Content delivery network (CDN) is my recommended way of serving statics because of :

1. Separation of concerns

Meat of the app is on the main example.com, assets are on a subdomain like cdn.example.com.

2. Cookie-less domain

Asset domain remains cookie-less, e.g. cookie based authentication only bloats domain.com requests === faster response times. With the use of http2, and lately http3, header compression comes in play. Worrying about cookie-less domain is not that important like before. If your site is behind Cloudflare, it already benefits header compression using hpack.

3. Faster delivery of assets

Cdn delivers your assets faster, as it functions like a network of servers all around the world, where the nearest one serves the response. If your site is behind Cloudflare, it already benefits from asset caching .

4. Beanstalk rebuilds

This reason is specific to my nextjs apps hosted on elastic beanstalk. Every nextjs build creates new hashes for statics. Every beanstalk version deployment clears old files. And that leads to 404 when search bots or visitors request old files (e.g. browser caching). I’d like to avoid that with cdn over s3 caching. If not for anything, because I hate to see ugly 404 logs on webmasters search console.

How do Cloudflare and Cloudfront differ?

Talking about one or the other, they sound too similar. Why not just pick one then?

How I see it, Cloudflare’s primary focus is to be a reverse proxy for your domain server, hiding your server’s real ip. Then it can protect it from various kind of attacks, most common ones are DDoS. It offers a secure and fast delivery of your content to the final consumer. You can configure it to cache your assets, and caching is enabled by default. Due to caching and some other optimizations like hpack compression, Cloudflare delivers results really fast. Well, Cloudflare currently offers much more than just being a reverse proxy.

On the other hand, Cloudfront is a CDN, but just a traditional CDN. It can be configured as reverse proxy to your origin server. You’d just configure dns records to point your www and root domain CNAME records to the Cloudfront domain. Primary focus is fast delivery of assets in same logic as Cloudflare, with the help of multiple datacenters around the world. Nearest one to you delivers the content. And you know how latency is important if you’ve played video games.

I’d use them together – Cloudflare for security/dns mapping/firewall/proxy and Cloudfront as a traditional cdn.

Again, separation of concerns and I’m already using aws stack.
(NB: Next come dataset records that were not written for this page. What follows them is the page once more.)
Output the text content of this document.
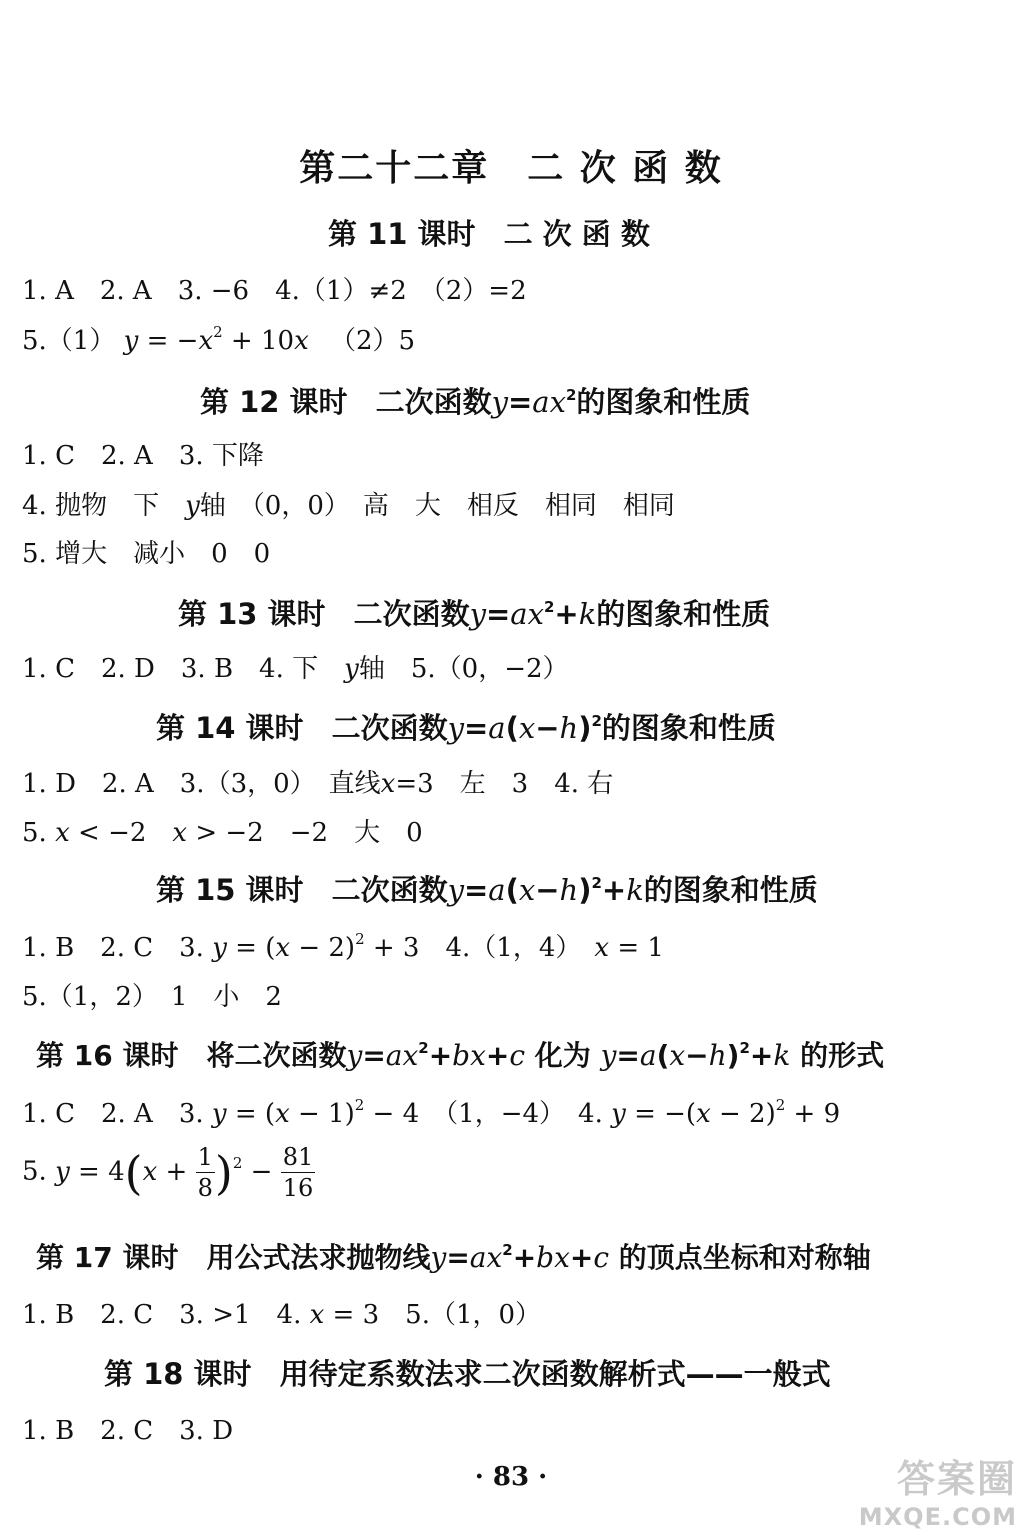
第二十二章　二 次 函 数
第 11 课时 二 次 函 数
1. A　2. A　3. −6　4.（1）≠2　（2）=2
5.（1） $y = -x^2 + 10x$ 　 （2）5
第 12 课时 二次函数$y=ax^2$的图象和性质
1. C　2. A　3. 下降
4. 抛物　下　 y轴　（0，0）　高　大　相反　相同　相同
5. 增大　减小　0　0
第 13 课时 二次函数$y=ax^2+k$的图象和性质
1. C　2. D　3. B　4. 下　 y轴　5.（0，−2）
第 14 课时 二次函数$y=a(x-h)^2$的图象和性质
1. D　2. A　3.（3，0）　直线x=3　左　3　4. 右
5. x < −2　x > −2　 −2　大　0
第 15 课时 二次函数$y=a(x-h)^2+k$的图象和性质
1. B　2. C　3. $y = (x - 2)^2 + 3$　 4.（1，4）　 x = 1
5.（1，2）　1　小　2
第 16 课时 将二次函数$y=ax^2+bx+c$ 化为 $y=a(x-h)^2+k$ 的形式
1. C　2. A　3. $y = (x - 1)^2 - 4$　 （1，−4）　4. $y = -(x - 2)^2 + 9$
5. $y = 4(x + \frac{1}{8} )^2 - \frac{81}{16}$
第 17 课时 用公式法求抛物线$y=ax^2+bx+c$ 的顶点坐标和对称轴
1. B　2. C　3. >1　4. x = 3　5.（1，0）
第 18 课时 用待定系数法求二次函数解析式——一般式
1. B　2. C　3. D
· 83 ·	答案圈
MXQE.COM
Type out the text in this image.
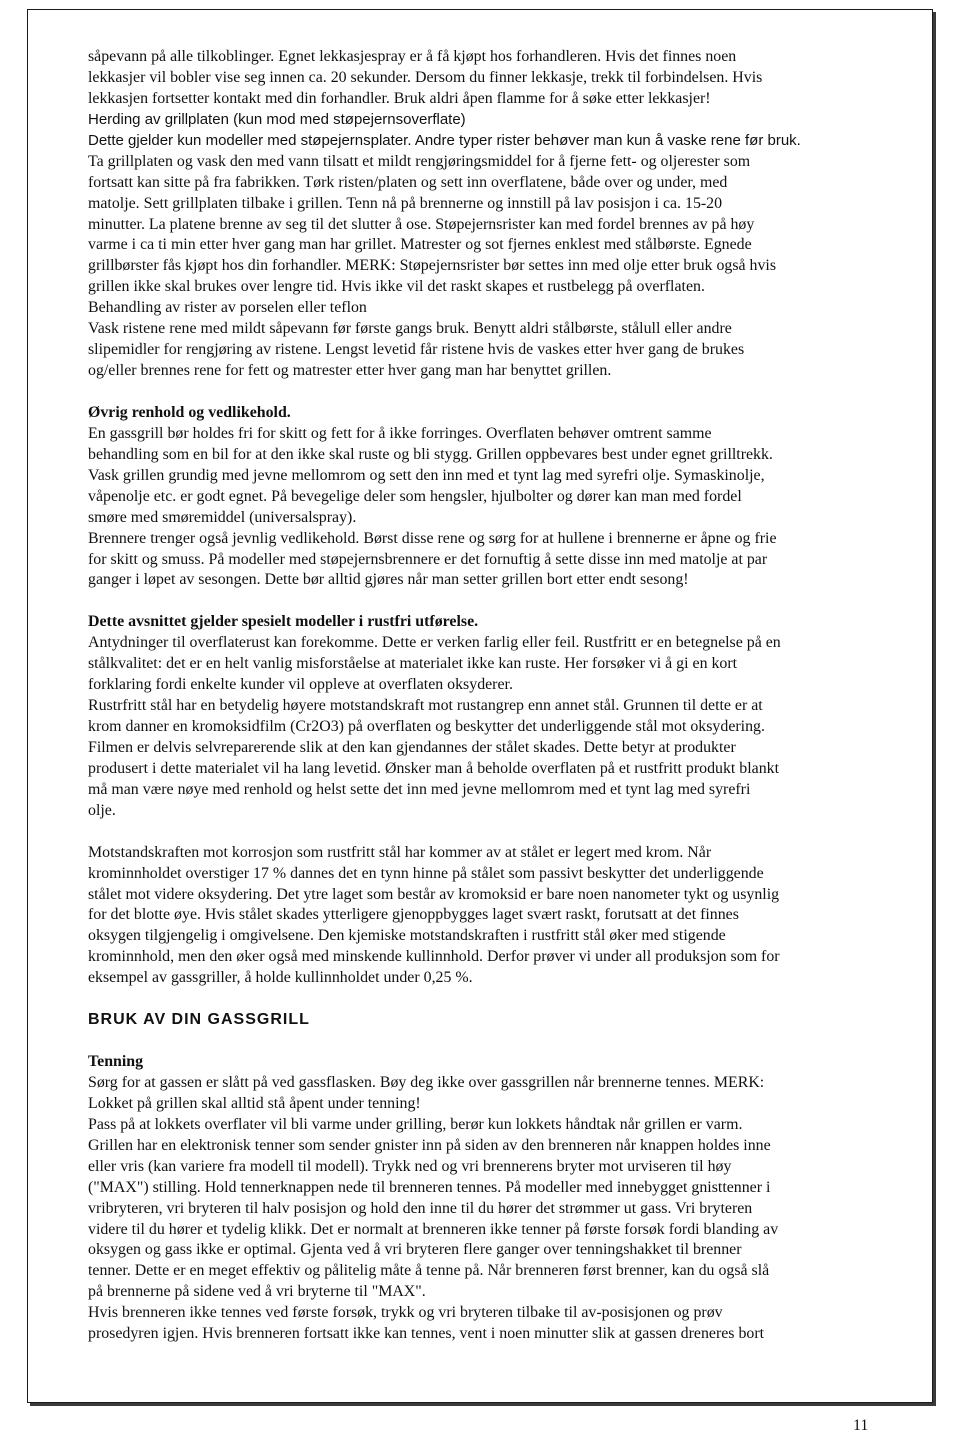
såpevann på alle tilkoblinger. Egnet lekkasjespray er å få kjøpt hos forhandleren. Hvis det finnes noen
lekkasjer vil bobler vise seg innen ca. 20 sekunder. Dersom du finner lekkasje, trekk til forbindelsen. Hvis
lekkasjen fortsetter kontakt med din forhandler. Bruk aldri åpen flamme for å søke etter lekkasjer!
Herding av grillplaten (kun mod med støpejernsoverflate)
Dette gjelder kun modeller med støpejernsplater. Andre typer rister behøver man kun å vaske rene før bruk.
Ta grillplaten og vask den med vann tilsatt et mildt rengjøringsmiddel for å fjerne fett- og oljerester som
fortsatt kan sitte på fra fabrikken. Tørk risten/platen og sett inn overflatene, både over og under, med
matolje. Sett grillplaten tilbake i grillen. Tenn nå på brennerne og innstill på lav posisjon i ca. 15-20
minutter. La platene brenne av seg til det slutter å ose. Støpejernsrister kan med fordel brennes av på høy
varme i ca ti min etter hver gang man har grillet. Matrester og sot fjernes enklest med stålbørste. Egnede
grillbørster fås kjøpt hos din forhandler. MERK: Støpejernsrister bør settes inn med olje etter bruk også hvis
grillen ikke skal brukes over lengre tid. Hvis ikke vil det raskt skapes et rustbelegg på overflaten.
Behandling av rister av porselen eller teflon
Vask ristene rene med mildt såpevann før første gangs bruk. Benytt aldri stålbørste, stålull eller andre
slipemidler for rengjøring av ristene. Lengst levetid får ristene hvis de vaskes etter hver gang de brukes
og/eller brennes rene for fett og matrester etter hver gang man har benyttet grillen.
Øvrig renhold og vedlikehold.
En gassgrill bør holdes fri for skitt og fett for å ikke forringes. Overflaten behøver omtrent samme
behandling som en bil for at den ikke skal ruste og bli stygg. Grillen oppbevares best under egnet grilltrekk.
Vask grillen grundig med jevne mellomrom og sett den inn med et tynt lag med syrefri olje. Symaskinolje,
våpenolje etc. er godt egnet. På bevegelige deler som hengsler, hjulbolter og dører kan man med fordel
smøre med smøremiddel (universalspray).
Brennere trenger også jevnlig vedlikehold. Børst disse rene og sørg for at hullene i brennerne er åpne og frie
for skitt og smuss. På modeller med støpejernsbrennere er det fornuftig å sette disse inn med matolje at par
ganger i løpet av sesongen. Dette bør alltid gjøres når man setter grillen bort etter endt sesong!
Dette avsnittet gjelder spesielt modeller i rustfri utførelse.
Antydninger til overflaterust kan forekomme. Dette er verken farlig eller feil. Rustfritt er en betegnelse på en
stålkvalitet: det er en helt vanlig misforståelse at materialet ikke kan ruste. Her forsøker vi å gi en kort
forklaring fordi enkelte kunder vil oppleve at overflaten oksyderer.
Rustrfritt stål har en betydelig høyere motstandskraft mot rustangrep enn annet stål. Grunnen til dette er at
krom danner en kromoksidfilm (Cr2O3) på overflaten og beskytter det underliggende stål mot oksydering.
Filmen er delvis selvreparerende slik at den kan gjendannes der stålet skades. Dette betyr at produkter
produsert i dette materialet vil ha lang levetid. Ønsker man å beholde overflaten på et rustfritt produkt blankt
må man være nøye med renhold og helst sette det inn med jevne mellomrom med et tynt lag med syrefri
olje.
Motstandskraften mot korrosjon som rustfritt stål har kommer av at stålet er legert med krom. Når
krominnholdet overstiger 17 % dannes det en tynn hinne på stålet som passivt beskytter det underliggende
stålet mot videre oksydering. Det ytre laget som består av kromoksid er bare noen nanometer tykt og usynlig
for det blotte øye. Hvis stålet skades ytterligere gjenoppbygges laget svært raskt, forutsatt at det finnes
oksygen tilgjengelig i omgivelsene. Den kjemiske motstandskraften i rustfritt stål øker med stigende
krominnhold, men den øker også med minskende kullinnhold. Derfor prøver vi under all produksjon som for
eksempel av gassgriller, å holde kullinnholdet under 0,25 %.
BRUK AV DIN GASSGRILL
Tenning
Sørg for at gassen er slått på ved gassflasken. Bøy deg ikke over gassgrillen når brennerne tennes. MERK:
Lokket på grillen skal alltid stå åpent under tenning!
Pass på at lokkets overflater vil bli varme under grilling, berør kun lokkets håndtak når grillen er varm.
Grillen har en elektronisk tenner som sender gnister inn på siden av den brenneren når knappen holdes inne
eller vris (kan variere fra modell til modell). Trykk ned og vri brennerens bryter mot urviseren til høy
("MAX") stilling. Hold tennerknappen nede til brenneren tennes. På modeller med innebygget gnisttenner i
vribryteren, vri bryteren til halv posisjon og hold den inne til du hører det strømmer ut gass. Vri bryteren
videre til du hører et tydelig klikk. Det er normalt at brenneren ikke tenner på første forsøk fordi blanding av
oksygen og gass ikke er optimal. Gjenta ved å vri bryteren flere ganger over tenningshakket til brenner
tenner. Dette er en meget effektiv og pålitelig måte å tenne på. Når brenneren først brenner, kan du også slå
på brennerne på sidene ved å vri bryterne til "MAX".
Hvis brenneren ikke tennes ved første forsøk, trykk og vri bryteren tilbake til av-posisjonen og prøv
prosedyren igjen. Hvis brenneren fortsatt ikke kan tennes, vent i noen minutter slik at gassen dreneres bort
11
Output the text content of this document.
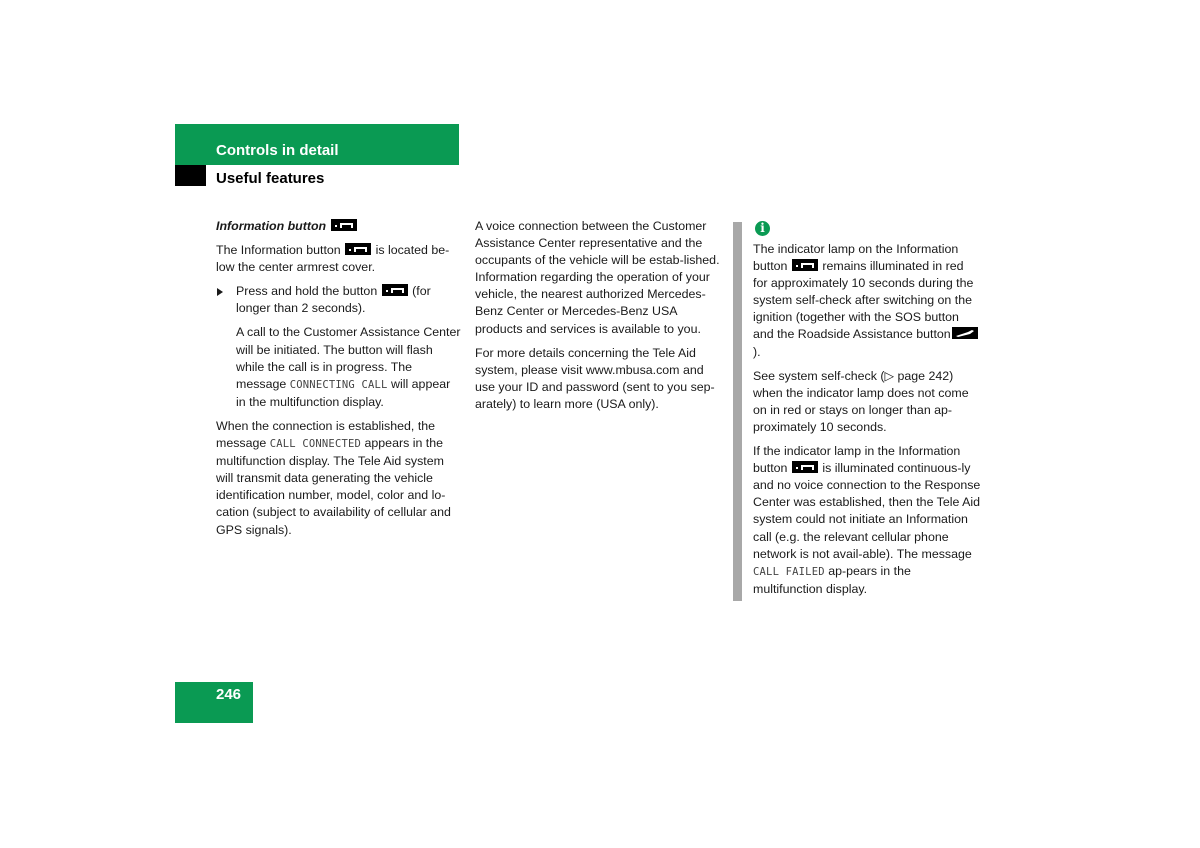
Controls in detail
Useful features

Information button

The Information button	is located be-low the center armrest cover.

Press and hold the button	(for longer than 2 seconds).

A call to the Customer Assistance Center will be initiated. The button will flash while the call is in progress. The message CONNECTING CALL will appear in the multifunction display.

When the connection is established, the message CALL CONNECTED appears in the multifunction display. The Tele Aid system will transmit data generating the vehicle identification number, model, color and lo-cation (subject to availability of cellular and GPS signals).

A voice connection between the Customer Assistance Center representative and the occupants of the vehicle will be estab-lished. Information regarding the operation of your vehicle, the nearest authorized Mercedes-Benz Center or Mercedes-Benz USA products and services is available to you.

For more details concerning the Tele Aid system, please visit www.mbusa.com and use your ID and password (sent to you sep-arately) to learn more (USA only).

i

The indicator lamp on the Information button	remains illuminated in red for approximately 10 seconds during the system self-check after switching on the ignition (together with the SOS button and the Roadside Assistance button
).

See system self-check (▷ page 242) when the indicator lamp does not come on in red or stays on longer than ap-proximately 10 seconds.

If the indicator lamp in the Information button	is illuminated continuous-ly and no voice connection to the Response Center was established, then the Tele Aid system could not initiate an Information call (e.g. the relevant cellular phone network is not avail-able). The message CALL FAILED ap-pears in the multifunction display.

246
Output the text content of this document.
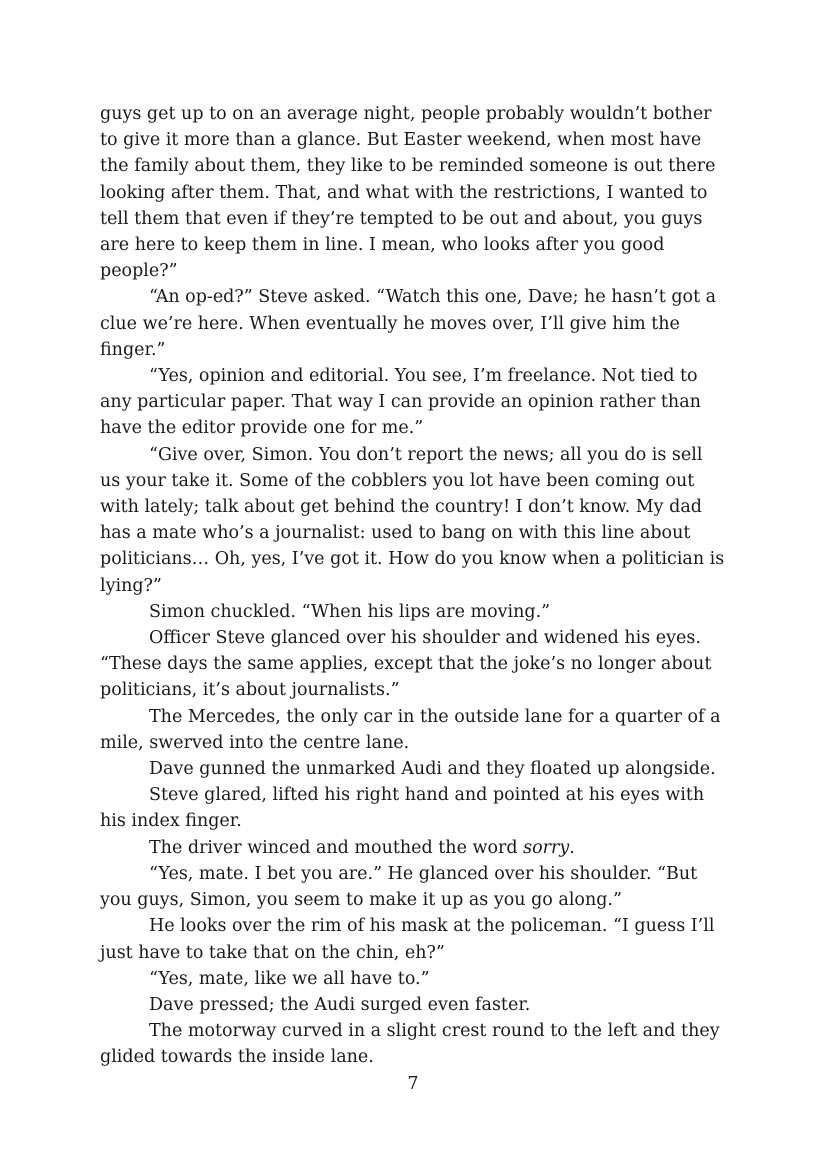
guys get up to on an average night, people probably wouldn’t bother to give it more than a glance. But Easter weekend, when most have the family about them, they like to be reminded someone is out there looking after them. That, and what with the restrictions, I wanted to tell them that even if they’re tempted to be out and about, you guys are here to keep them in line. I mean, who looks after you good people?”

“An op-ed?” Steve asked. “Watch this one, Dave; he hasn’t got a clue we’re here. When eventually he moves over, I’ll give him the finger.”

“Yes, opinion and editorial. You see, I’m freelance. Not tied to any particular paper. That way I can provide an opinion rather than have the editor provide one for me.”

“Give over, Simon. You don’t report the news; all you do is sell us your take it. Some of the cobblers you lot have been coming out with lately; talk about get behind the country! I don’t know. My dad has a mate who’s a journalist: used to bang on with this line about politicians… Oh, yes, I’ve got it. How do you know when a politician is lying?”

Simon chuckled. “When his lips are moving.”

Officer Steve glanced over his shoulder and widened his eyes. “These days the same applies, except that the joke’s no longer about politicians, it’s about journalists.”

The Mercedes, the only car in the outside lane for a quarter of a mile, swerved into the centre lane.

Dave gunned the unmarked Audi and they floated up alongside.

Steve glared, lifted his right hand and pointed at his eyes with his index finger.

The driver winced and mouthed the word sorry.

“Yes, mate. I bet you are.” He glanced over his shoulder. “But you guys, Simon, you seem to make it up as you go along.”

He looks over the rim of his mask at the policeman. “I guess I’ll just have to take that on the chin, eh?”

“Yes, mate, like we all have to.”

Dave pressed; the Audi surged even faster.

The motorway curved in a slight crest round to the left and they glided towards the inside lane.

7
Cloudflare and Cloudfront compared

Is Cloudfront Push or Pull Cdn?

I can see some of the sources state Cloudfront can be configured to push the resources to it.

I’m not sure it’s like that. When you request a resource from Cloudfront then:

  • if resource exists, Cloudfront delivers it from cache
  • if resource doesn’t exist, Cloudfront asks origin server, where origin server pushes response to Cloudfront, and Cloudfront caches and delivers it.

New resource can be requested only if caching expires or you explicitly request Cloudfront resource invalidation.

Cloudfront Origin Server

Most used recipe for Cloudfront cdn is with S3. Data from origin server pushes the data to S3, Cloudfront requests the new data from S3 and delivers to the consumer.

But you don’t have to use S3. You can directly point Cloudfront to your origin server.

I’d still stick to S3 for resilience. What if your server’s down, and again, separation of concerns. Push static data to S3, business logic on server.

Cloudfront flow
Cloudfront flow

Now that I shared my point of view, would you pick both Cloudflare and Cloudfront, just stick with one, am I overengineering?